Wyszukujesz odpowiedni punkt w S.I.W.Z wymagajacy przedstawienia
certyfikatu, zaswiadczenia i w piatek o 17.00 wysylasz fax z prosba o
potwierdzenie odpowiednim dokumentem (jego oryginalem) z terminem na
poniedzialek 9.00. W 90% przypadkow masz spokoj. Rzadko kto sie wyrabia. W
praktyce powyzsze sposoby stosowane jednoczesnie zapewniaja sukces
przedsiewziecia. Zwracam ponownieuwage na drobiazgowe przeanalizowanie ofert
o cenie nizszej niz cena Zwyciezcy. Ten wysilek jest niezbedny do tego, zeby
jakas tam komisja z NIKu mogla Ci skoczyc "tam gdzie Pan Pana Majstra moze w
dupe pocalowac" w razie kontroli, a to zdarza sie ostatnio dosc czesto.
Tutaj nie ma miejsca na grubsze przekrety, wszak chodzi o Twoj tylek. Madry
przewodniczacy wygrywa przetargi dla swego faworyta przed ich ogloszeniem, a
nie w trakcie.

8. Protesty i ich odrzucanie. Sad Arbitrazowy.

Zdarza sie czasem, ze zbulwersowani Przegrani skladaja protesty do czego
upowaznia ich nasza ulubiona ustawa o zamowieniach publicznych. Nie przejmuj
sie tym ich aktem desperacji. Protesty takie w 95% sa odrzucane niemalze
automatycznie. Niepotrzebne jest tez jakiekolwiek uzasadnianie tychze
odrzucen. Znane sa przypadki, w ktorych przedstawiono kilkadziesiat bardzo
solidnie umotywowanych zazalen do postanowien komisji, a ta odpowiedziala
jednym zdaniem "wszystkie postawione zarzuty za bezpodstawne". Przetarg
wygrany zostal oczywiscie przez Zwyciezce. Problemem nie jest rowniez Sad
Arbitrazowy, pamietac jednak musisz o tym, ze ta szacowna instytucja
zwolywana jest na potrzeby wiekszych przetargow, ktore leza juz raczej w
gestii Twych podwladnych, a nawet jesli juz ktos wymysli takie rozwiazanie w
Twoim przypadku Ty wyreczysz sie swym szefem, ktory wszak darzy Cie duzym
zaufaniem. On ma swoich szefow, swoich kolegow i cale to kolegium juz
wymysli sposob w jaki moznaby Ci pomoc. Pamietac musisz jedynie o dlugo
wdziecznosci wobec nich jaki w ten sposob zaciagasz. Nie boj sie, nie
zapomna o nim. Etapu tego nie musisz sie obawiac, Przegrani wiedza, ze
zyskiwanie opinii pieniacza nie pomaga w kontaktach z wladza panstwowa i
rzadko siegaja po ten srodek.

9. Odwolanie przetargu

To jest bron ostateczna.
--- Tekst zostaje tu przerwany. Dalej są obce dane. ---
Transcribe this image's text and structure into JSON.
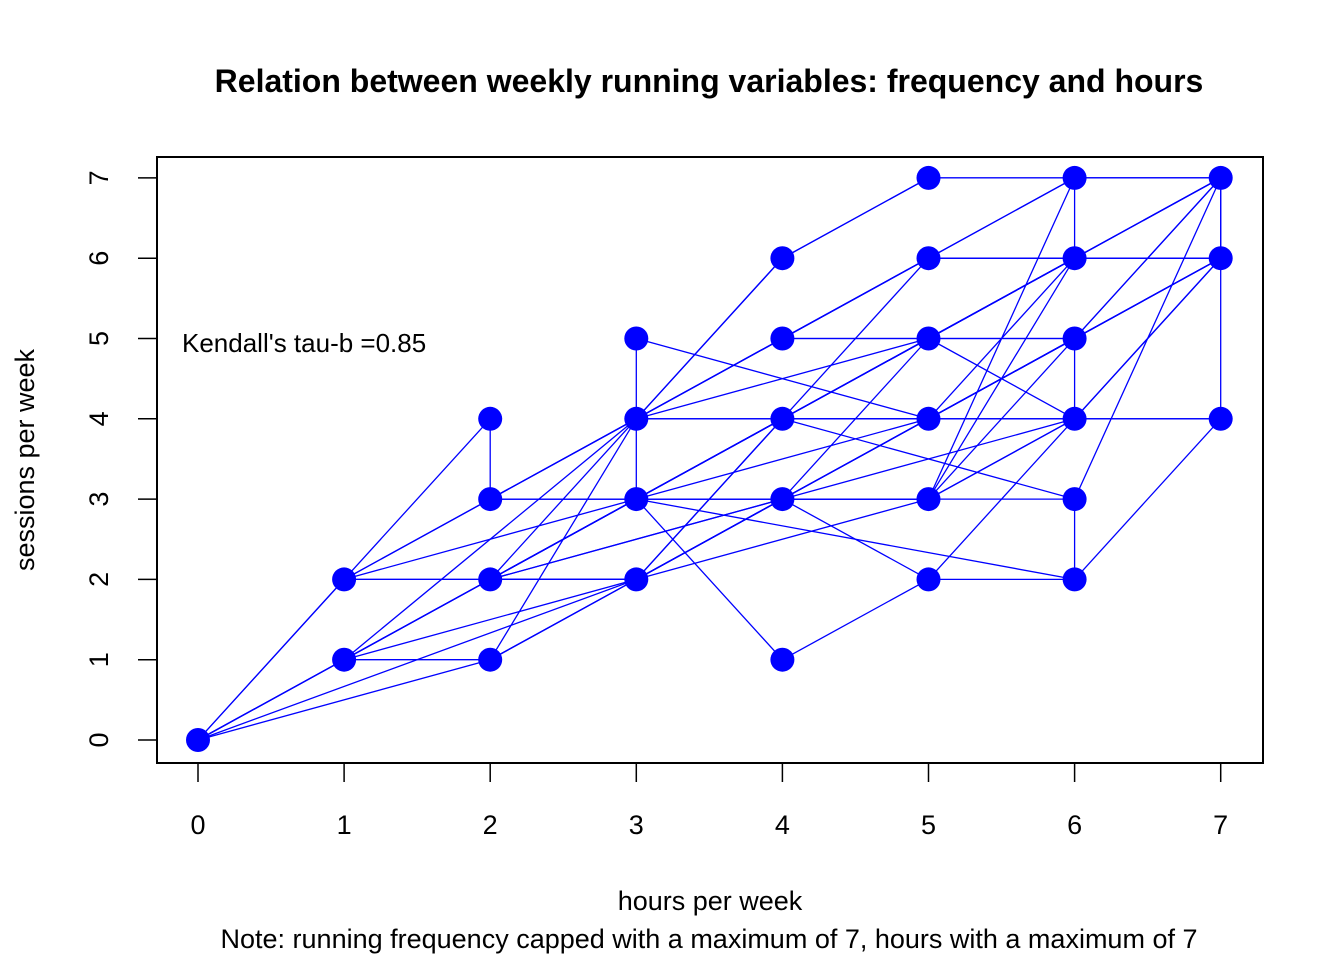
{
  "chart_data": {
    "type": "scatter",
    "title": "Relation between weekly running variables: frequency and hours",
    "xlabel": "hours per week",
    "ylabel": "sessions per week",
    "note": "Note: running frequency capped with a maximum of 7, hours with a maximum of 7",
    "annotation": "Kendall's tau-b =0.85",
    "xlim": [
      0,
      7
    ],
    "ylim": [
      0,
      7
    ],
    "x_ticks": [
      0,
      1,
      2,
      3,
      4,
      5,
      6,
      7
    ],
    "y_ticks": [
      0,
      1,
      2,
      3,
      4,
      5,
      6,
      7
    ],
    "grid": false,
    "color": "#0000ff",
    "points": [
      [
        0,
        0
      ],
      [
        1,
        1
      ],
      [
        1,
        2
      ],
      [
        2,
        1
      ],
      [
        2,
        2
      ],
      [
        2,
        3
      ],
      [
        2,
        4
      ],
      [
        3,
        2
      ],
      [
        3,
        3
      ],
      [
        3,
        4
      ],
      [
        3,
        5
      ],
      [
        4,
        1
      ],
      [
        4,
        3
      ],
      [
        4,
        4
      ],
      [
        4,
        5
      ],
      [
        4,
        6
      ],
      [
        5,
        2
      ],
      [
        5,
        3
      ],
      [
        5,
        4
      ],
      [
        5,
        5
      ],
      [
        5,
        6
      ],
      [
        5,
        7
      ],
      [
        6,
        2
      ],
      [
        6,
        3
      ],
      [
        6,
        4
      ],
      [
        6,
        5
      ],
      [
        6,
        6
      ],
      [
        6,
        7
      ],
      [
        7,
        4
      ],
      [
        7,
        6
      ],
      [
        7,
        7
      ]
    ],
    "line_sequence": [
      [
        0,
        0
      ],
      [
        1,
        2
      ],
      [
        2,
        4
      ],
      [
        2,
        3
      ],
      [
        3,
        4
      ],
      [
        4,
        6
      ],
      [
        5,
        7
      ],
      [
        6,
        7
      ],
      [
        7,
        7
      ],
      [
        7,
        6
      ],
      [
        6,
        6
      ],
      [
        5,
        6
      ],
      [
        4,
        5
      ],
      [
        5,
        5
      ],
      [
        6,
        5
      ],
      [
        5,
        4
      ],
      [
        4,
        4
      ],
      [
        3,
        3
      ],
      [
        2,
        2
      ],
      [
        1,
        1
      ],
      [
        0,
        0
      ],
      [
        2,
        1
      ],
      [
        3,
        2
      ],
      [
        4,
        3
      ],
      [
        5,
        3
      ],
      [
        6,
        3
      ],
      [
        6,
        2
      ],
      [
        5,
        2
      ],
      [
        4,
        1
      ],
      [
        3,
        3
      ],
      [
        3,
        5
      ],
      [
        5,
        4
      ],
      [
        6,
        4
      ],
      [
        7,
        4
      ],
      [
        7,
        7
      ],
      [
        6,
        6
      ],
      [
        5,
        5
      ],
      [
        4,
        4
      ],
      [
        3,
        4
      ],
      [
        2,
        3
      ],
      [
        1,
        2
      ],
      [
        0,
        0
      ],
      [
        3,
        2
      ],
      [
        2,
        2
      ],
      [
        3,
        3
      ],
      [
        4,
        3
      ],
      [
        5,
        4
      ],
      [
        6,
        5
      ],
      [
        7,
        6
      ],
      [
        6,
        6
      ],
      [
        5,
        6
      ],
      [
        4,
        5
      ],
      [
        3,
        4
      ],
      [
        4,
        4
      ],
      [
        5,
        5
      ],
      [
        6,
        6
      ],
      [
        7,
        7
      ],
      [
        6,
        7
      ],
      [
        5,
        6
      ],
      [
        4,
        4
      ],
      [
        3,
        3
      ],
      [
        2,
        2
      ],
      [
        3,
        2
      ],
      [
        4,
        3
      ],
      [
        5,
        3
      ],
      [
        6,
        4
      ],
      [
        7,
        6
      ],
      [
        6,
        5
      ],
      [
        5,
        4
      ],
      [
        4,
        4
      ],
      [
        3,
        3
      ],
      [
        2,
        3
      ],
      [
        3,
        4
      ],
      [
        4,
        5
      ],
      [
        5,
        5
      ],
      [
        6,
        6
      ],
      [
        7,
        7
      ],
      [
        6,
        7
      ],
      [
        5,
        7
      ],
      [
        4,
        6
      ],
      [
        3,
        4
      ],
      [
        2,
        2
      ],
      [
        1,
        1
      ],
      [
        2,
        1
      ],
      [
        3,
        2
      ],
      [
        4,
        4
      ],
      [
        5,
        5
      ],
      [
        6,
        5
      ],
      [
        6,
        4
      ],
      [
        5,
        3
      ],
      [
        4,
        3
      ],
      [
        3,
        2
      ],
      [
        2,
        2
      ],
      [
        1,
        2
      ],
      [
        2,
        3
      ],
      [
        3,
        3
      ],
      [
        4,
        4
      ],
      [
        5,
        4
      ],
      [
        6,
        5
      ],
      [
        7,
        6
      ],
      [
        6,
        4
      ],
      [
        5,
        2
      ],
      [
        4,
        3
      ],
      [
        3,
        3
      ],
      [
        2,
        2
      ],
      [
        1,
        1
      ],
      [
        0,
        0
      ],
      [
        3,
        3
      ],
      [
        5,
        5
      ],
      [
        7,
        7
      ],
      [
        5,
        3
      ],
      [
        3,
        2
      ],
      [
        1,
        1
      ],
      [
        3,
        4
      ],
      [
        5,
        6
      ],
      [
        7,
        6
      ],
      [
        5,
        4
      ],
      [
        3,
        3
      ],
      [
        1,
        2
      ],
      [
        3,
        2
      ],
      [
        5,
        4
      ],
      [
        7,
        4
      ],
      [
        6,
        2
      ],
      [
        3,
        3
      ],
      [
        4,
        4
      ],
      [
        6,
        6
      ],
      [
        6,
        7
      ],
      [
        4,
        5
      ],
      [
        2,
        3
      ],
      [
        4,
        3
      ],
      [
        6,
        5
      ],
      [
        7,
        7
      ],
      [
        6,
        3
      ],
      [
        4,
        4
      ],
      [
        2,
        2
      ],
      [
        4,
        3
      ],
      [
        6,
        4
      ],
      [
        5,
        5
      ],
      [
        3,
        4
      ],
      [
        2,
        1
      ],
      [
        4,
        3
      ],
      [
        5,
        3
      ],
      [
        6,
        6
      ],
      [
        4,
        4
      ],
      [
        3,
        2
      ],
      [
        5,
        4
      ],
      [
        6,
        6
      ],
      [
        5,
        5
      ],
      [
        4,
        3
      ],
      [
        2,
        2
      ],
      [
        3,
        3
      ],
      [
        5,
        3
      ],
      [
        6,
        7
      ]
    ]
  }
}
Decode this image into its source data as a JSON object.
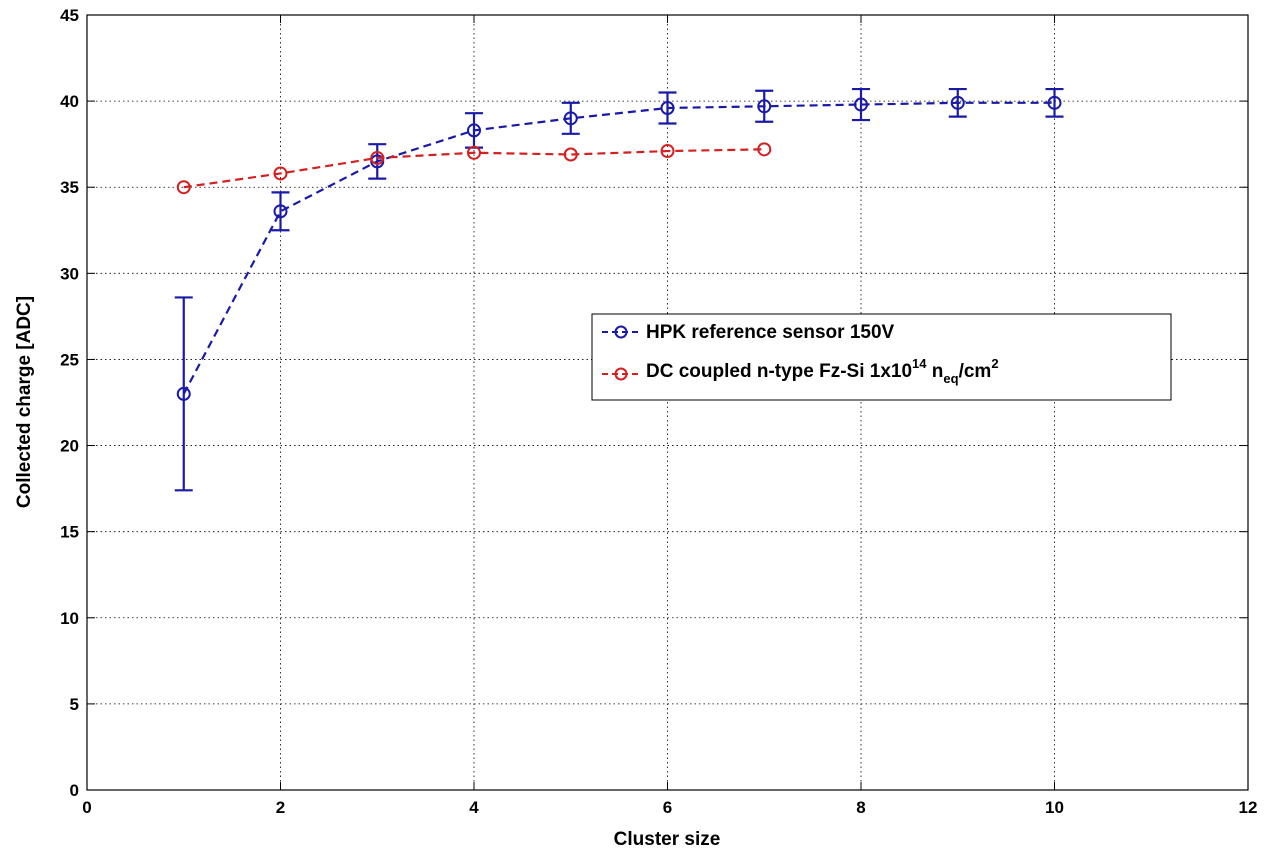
{
  "chart_data": {
    "type": "line",
    "xlabel": "Cluster size",
    "ylabel": "Collected charge [ADC]",
    "xlim": [
      0,
      12
    ],
    "ylim": [
      0,
      45
    ],
    "x_ticks": [
      0,
      2,
      4,
      6,
      8,
      10,
      12
    ],
    "y_ticks": [
      0,
      5,
      10,
      15,
      20,
      25,
      30,
      35,
      40,
      45
    ],
    "grid": true,
    "legend_position": "center-right",
    "series": [
      {
        "name": "HPK reference sensor 150V",
        "color": "#1a1aa8",
        "marker": "circle",
        "line_style": "dashed",
        "x": [
          1,
          2,
          3,
          4,
          5,
          6,
          7,
          8,
          9,
          10
        ],
        "y": [
          23.0,
          33.6,
          36.5,
          38.3,
          39.0,
          39.6,
          39.7,
          39.8,
          39.9,
          39.9
        ],
        "error": [
          5.6,
          1.1,
          1.0,
          1.0,
          0.9,
          0.9,
          0.9,
          0.9,
          0.8,
          0.8
        ]
      },
      {
        "name_parts": {
          "base": "DC coupled n-type Fz-Si 1x10",
          "exp": "14",
          "mid": " n",
          "sub": "eq",
          "unit": "/cm",
          "unit_exp": "2"
        },
        "color": "#d42020",
        "marker": "circle",
        "line_style": "dashed",
        "x": [
          1,
          2,
          3,
          4,
          5,
          6,
          7
        ],
        "y": [
          35.0,
          35.8,
          36.7,
          37.0,
          36.9,
          37.1,
          37.2
        ]
      }
    ]
  }
}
Jesli po nia siegasz, znaczy to najpewniej, ze
niedopatrzyles etapow tworzenia specyfikacji (patrz punkt 4). Pamietaj, ze
nie jestes jedynym sprytnym na tym swiecie i ze wsrod Przegranych zdarzaja
sie lotne umysly, ktore wykorzystaja kazdy Twoj blad. Jesli jednak nie ma
juz wyjscia, oferta wygrywajaca nie nalezy do Zwyciezcy mozesz odwolac
przetarg. Powodow moze byc wiele, od przesuniecia sie budzetu na przyszly
rok, zmiany planow systemu, ktory ma byc stworzony itp itd. Odwolany
przetarg to nie jest nieszczescie, powtorzy sie go za kilka miesiecy, ale
jeszcze raz bedzie trzeba przylozyc sie do rozmow, ukladania komisji,
straszenia podwladnych itp, a pieniadze beda tylko nieco wieksze. Postarajmy
sie wobec tego nie dopuszczac do takich nadszarpujacych zaufanie czynnosci.
Lepiej napracowac sie wczesniej niz potem 2 razy.

10. Podpisanie umowy

To juz czysta przyjemnosci, nalezy tylko przeanalizowac projekt umowy
jeszcze raz, wyrzucic z niej zbedne i niewygodne dla Zwyciezcy warunki, w
przypadku przetargow Phare (sponsorowanych przez frajerow z Unii
Europejskiej) zdobyc zezwolenie na rozszerzenie kontraktu o ustawowe 15%
(wiecej znaczy lepiej). Nie nalezy tez zapomniec, ze to wlasciwe miejsce,
jesli do tej pory nie zostalo to zrobione, na przyjecie koperty od
odpowiednich osob. I nie traktuj tego jako lapowki, po co psuc sobie humor,
myslmy o tym jak o wynagrodzeniu, ktorego przeciez nie dostaniesz od budzetu
panstwa za ciezka prace wlozona w odpowiednie zarzadzenie tak duzym
projektem jakim jest przetarg. Nie sluchaj socjologow mowiacych cos o
procesie "spolecznego uzgadniania usprawiedliwienia". Wszyscy tak robia i
tyle, a Twoj wklad jest tak maly w cale zjawisko, ze az smieszny.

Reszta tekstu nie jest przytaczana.